His Excellency Emomalii Rahmon, the President of the State of Tajikistan and his delegation arrives in Kuwait on Sunday, June 23, at the invitation of the Amir of Kuwait, His Highness Sheikh Sabah Al-Ahmad Al-Jaber Al-Sabah. During his two-day visit, the state guest is expected to witness the signing of eight agreements on economic and cultural cooperation, investment and tourism promotion. Prior to his departure for Kuwait, President Rahmon addressed a visiting Kuwaiti delegation and confirmed his country’s desire to cement relations with Kuwait at various levels. He also invited Kuwaiti investors to explore business opportunities in the Tajik market and stressed that his government was ready to overcome all obstacles that hindered Kuwaiti entrepreneurs from opening business in Tajikistan. A delegation from the Ministry of Foreign Affairs had earlier visited the Tajik Capital to participate in a meeting of the Kuwaiti-Tajik Economic Cooperation Committee.

Tajikistan’s economy grew substantially after the Civil War. The GDP of Tajikistan expanded at an average rate of 9.6 percent over the period of 2000–2007 according to the World Bank data. This improved Tajikistan’s position among other Central Asian countries. In 2004, as part of its effort to support the International Security Assistance Force in Afghanistan, the United States contributed to building a bridge between Afghanistan and Tajikistan, improving the country’s access to South Asia. In 2007 the Anzab tunnel was completed, connecting the previously hard to access Northern part of the country to the capital Dushanbe; this has been labeled as part of the new Silk Road and is part of a road under construction that will connect Tajikistan to Iran and the Persian Gulf through Afghanistan.

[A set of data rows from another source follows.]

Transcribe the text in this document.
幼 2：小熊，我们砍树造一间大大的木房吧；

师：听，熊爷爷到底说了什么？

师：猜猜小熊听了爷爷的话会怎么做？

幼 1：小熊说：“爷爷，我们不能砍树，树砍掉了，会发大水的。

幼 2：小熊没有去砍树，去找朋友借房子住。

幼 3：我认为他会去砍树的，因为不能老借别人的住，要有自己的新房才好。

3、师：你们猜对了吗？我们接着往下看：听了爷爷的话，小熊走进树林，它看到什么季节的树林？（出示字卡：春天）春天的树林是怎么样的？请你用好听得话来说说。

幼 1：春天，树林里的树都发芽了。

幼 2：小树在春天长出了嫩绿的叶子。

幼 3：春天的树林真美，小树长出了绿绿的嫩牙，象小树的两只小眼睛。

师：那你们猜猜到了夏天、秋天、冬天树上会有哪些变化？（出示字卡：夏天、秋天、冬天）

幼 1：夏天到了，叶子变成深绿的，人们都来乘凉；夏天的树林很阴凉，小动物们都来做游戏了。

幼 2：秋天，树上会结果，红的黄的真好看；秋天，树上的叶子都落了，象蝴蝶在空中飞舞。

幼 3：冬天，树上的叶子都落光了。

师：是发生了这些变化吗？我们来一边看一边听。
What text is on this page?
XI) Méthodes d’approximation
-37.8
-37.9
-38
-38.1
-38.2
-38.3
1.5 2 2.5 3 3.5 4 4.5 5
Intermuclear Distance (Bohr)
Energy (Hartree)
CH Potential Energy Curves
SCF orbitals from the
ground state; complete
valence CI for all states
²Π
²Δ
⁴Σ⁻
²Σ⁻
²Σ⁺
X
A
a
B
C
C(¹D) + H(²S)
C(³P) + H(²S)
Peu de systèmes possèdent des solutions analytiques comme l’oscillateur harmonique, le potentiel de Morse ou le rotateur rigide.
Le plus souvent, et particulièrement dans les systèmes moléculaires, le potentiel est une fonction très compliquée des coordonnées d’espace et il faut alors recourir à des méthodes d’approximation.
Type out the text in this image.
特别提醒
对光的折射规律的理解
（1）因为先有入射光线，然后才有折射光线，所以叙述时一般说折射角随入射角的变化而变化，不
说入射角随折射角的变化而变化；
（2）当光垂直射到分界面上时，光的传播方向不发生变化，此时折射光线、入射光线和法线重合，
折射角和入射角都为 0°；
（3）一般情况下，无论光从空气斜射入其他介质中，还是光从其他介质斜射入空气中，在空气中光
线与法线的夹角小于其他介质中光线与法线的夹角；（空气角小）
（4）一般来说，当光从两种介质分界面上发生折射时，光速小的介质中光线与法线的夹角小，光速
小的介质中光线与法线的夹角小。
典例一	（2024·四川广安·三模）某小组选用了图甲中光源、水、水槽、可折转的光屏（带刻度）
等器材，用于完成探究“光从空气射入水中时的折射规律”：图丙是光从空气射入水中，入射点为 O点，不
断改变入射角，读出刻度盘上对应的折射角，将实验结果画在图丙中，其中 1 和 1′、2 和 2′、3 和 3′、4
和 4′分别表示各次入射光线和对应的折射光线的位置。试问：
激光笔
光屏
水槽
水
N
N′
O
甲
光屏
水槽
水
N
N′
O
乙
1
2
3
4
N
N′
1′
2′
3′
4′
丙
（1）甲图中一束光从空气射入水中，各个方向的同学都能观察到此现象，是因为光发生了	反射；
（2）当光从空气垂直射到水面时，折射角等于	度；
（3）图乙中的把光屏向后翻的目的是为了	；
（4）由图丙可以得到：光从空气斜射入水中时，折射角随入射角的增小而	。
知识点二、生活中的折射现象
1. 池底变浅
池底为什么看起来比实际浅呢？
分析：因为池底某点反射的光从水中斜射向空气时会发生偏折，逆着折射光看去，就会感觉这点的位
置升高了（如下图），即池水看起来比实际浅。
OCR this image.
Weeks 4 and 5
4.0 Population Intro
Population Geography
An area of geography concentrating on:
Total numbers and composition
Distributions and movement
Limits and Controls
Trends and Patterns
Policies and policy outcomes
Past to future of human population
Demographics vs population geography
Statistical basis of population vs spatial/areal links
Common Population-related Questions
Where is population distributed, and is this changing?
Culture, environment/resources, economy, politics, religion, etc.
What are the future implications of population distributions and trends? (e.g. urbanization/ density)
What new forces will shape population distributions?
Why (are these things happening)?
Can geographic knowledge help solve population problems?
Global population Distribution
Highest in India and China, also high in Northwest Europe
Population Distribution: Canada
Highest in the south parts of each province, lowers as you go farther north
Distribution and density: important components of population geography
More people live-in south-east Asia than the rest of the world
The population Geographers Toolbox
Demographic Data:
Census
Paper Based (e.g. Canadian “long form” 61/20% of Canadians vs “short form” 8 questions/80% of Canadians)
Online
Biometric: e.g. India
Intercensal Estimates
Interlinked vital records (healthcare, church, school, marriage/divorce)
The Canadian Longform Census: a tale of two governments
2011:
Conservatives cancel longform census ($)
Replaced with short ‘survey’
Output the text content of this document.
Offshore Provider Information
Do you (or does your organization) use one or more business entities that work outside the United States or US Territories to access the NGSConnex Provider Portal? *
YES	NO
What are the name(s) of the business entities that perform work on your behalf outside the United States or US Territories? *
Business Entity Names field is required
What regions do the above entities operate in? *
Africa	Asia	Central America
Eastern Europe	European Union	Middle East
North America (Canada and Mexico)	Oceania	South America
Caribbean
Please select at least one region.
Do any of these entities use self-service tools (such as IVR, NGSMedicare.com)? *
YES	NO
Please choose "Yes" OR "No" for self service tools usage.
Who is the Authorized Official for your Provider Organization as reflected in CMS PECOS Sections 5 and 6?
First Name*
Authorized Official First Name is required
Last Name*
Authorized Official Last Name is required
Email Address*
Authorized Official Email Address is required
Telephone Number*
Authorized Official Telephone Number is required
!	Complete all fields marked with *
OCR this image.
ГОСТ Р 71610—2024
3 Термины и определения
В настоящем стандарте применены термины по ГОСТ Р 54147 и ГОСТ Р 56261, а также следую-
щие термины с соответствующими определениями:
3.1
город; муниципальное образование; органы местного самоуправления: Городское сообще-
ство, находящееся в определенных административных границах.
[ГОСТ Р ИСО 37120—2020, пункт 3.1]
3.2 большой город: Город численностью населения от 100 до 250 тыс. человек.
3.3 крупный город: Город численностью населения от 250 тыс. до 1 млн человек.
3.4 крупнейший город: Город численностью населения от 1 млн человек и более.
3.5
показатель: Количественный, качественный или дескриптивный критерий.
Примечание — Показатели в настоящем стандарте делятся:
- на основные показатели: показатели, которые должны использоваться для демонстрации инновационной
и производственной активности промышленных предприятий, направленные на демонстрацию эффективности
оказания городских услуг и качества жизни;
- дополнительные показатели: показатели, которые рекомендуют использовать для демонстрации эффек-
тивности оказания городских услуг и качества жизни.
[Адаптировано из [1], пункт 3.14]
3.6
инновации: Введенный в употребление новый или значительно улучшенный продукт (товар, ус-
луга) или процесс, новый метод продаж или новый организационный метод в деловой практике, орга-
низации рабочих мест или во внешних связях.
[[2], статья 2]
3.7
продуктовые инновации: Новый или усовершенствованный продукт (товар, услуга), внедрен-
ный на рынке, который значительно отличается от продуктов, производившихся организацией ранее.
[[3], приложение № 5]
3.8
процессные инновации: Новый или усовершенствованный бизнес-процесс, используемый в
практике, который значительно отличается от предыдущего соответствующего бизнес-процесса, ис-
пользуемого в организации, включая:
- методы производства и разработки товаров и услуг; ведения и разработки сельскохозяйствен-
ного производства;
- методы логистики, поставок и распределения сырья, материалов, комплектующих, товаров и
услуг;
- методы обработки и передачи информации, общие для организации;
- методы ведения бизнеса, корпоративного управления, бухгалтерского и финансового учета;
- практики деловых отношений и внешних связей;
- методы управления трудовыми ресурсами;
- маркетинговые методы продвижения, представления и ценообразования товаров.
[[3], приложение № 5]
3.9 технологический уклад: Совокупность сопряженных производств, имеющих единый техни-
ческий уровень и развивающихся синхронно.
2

The primary sources of income in Tajikistan are aluminum production, cotton growing and remittances from migrant workers. Aluminum industry is represented by the state-owned Tajik Aluminum Company — the biggest aluminum plant in Central Asia and one of the biggest in the world. Tajikistan’s rivers, such as the Vakhsh and the Panj, have great hydropower potential, and the government has focused on attracting investment for projects for internal use and electricity exports. Other energy resources include sizable coal deposits and smaller reserves of natural gas and petroleum.

Tajikistan has achieved transition from a planned to a market economy without substantial and protracted recourse to aid, of which it by now receives only negligible amounts, and by purely market-based means, simply by exporting cheap labor — its main commodity of comparative advantage. Tajikistan has a high rate of literacy due in part to the old Soviet system of free education, with an estimated 99.5 percent of the population having the ability to read and write.

Foreign remittance flows from Tajik migrant workers abroad, mainly in Russia, has become by far the main source of income for millions of Tajikistan’s people and represents additional 36.2 percent of country’s GDP and directly reaching the population. The World Bank Tajikistan Policy Note 2006 concludes that remittances have played an important role as one of the drivers of Tajikistan’s robust economic growth during the past several years, have increased incomes, and as a result helped significantly reduce poverty. In 2010, remittances from over one million Tajik labor migrants totaled an estimated 2.1 billion US dollars.

The majority of the population follows the Sunni branch of Islam. During a 2010 Organization of the Islamic Conference session hosted in Dushanbe, Rahmon spoke against what he deemed was the misuse of Islam toward political ends, noting, “Terrorism, terrorists, have no nation, no country, no religion. Using the name ‘Islamic terrorism’ only discredits Islam and dishonors the pure and harmless religion of Islam.”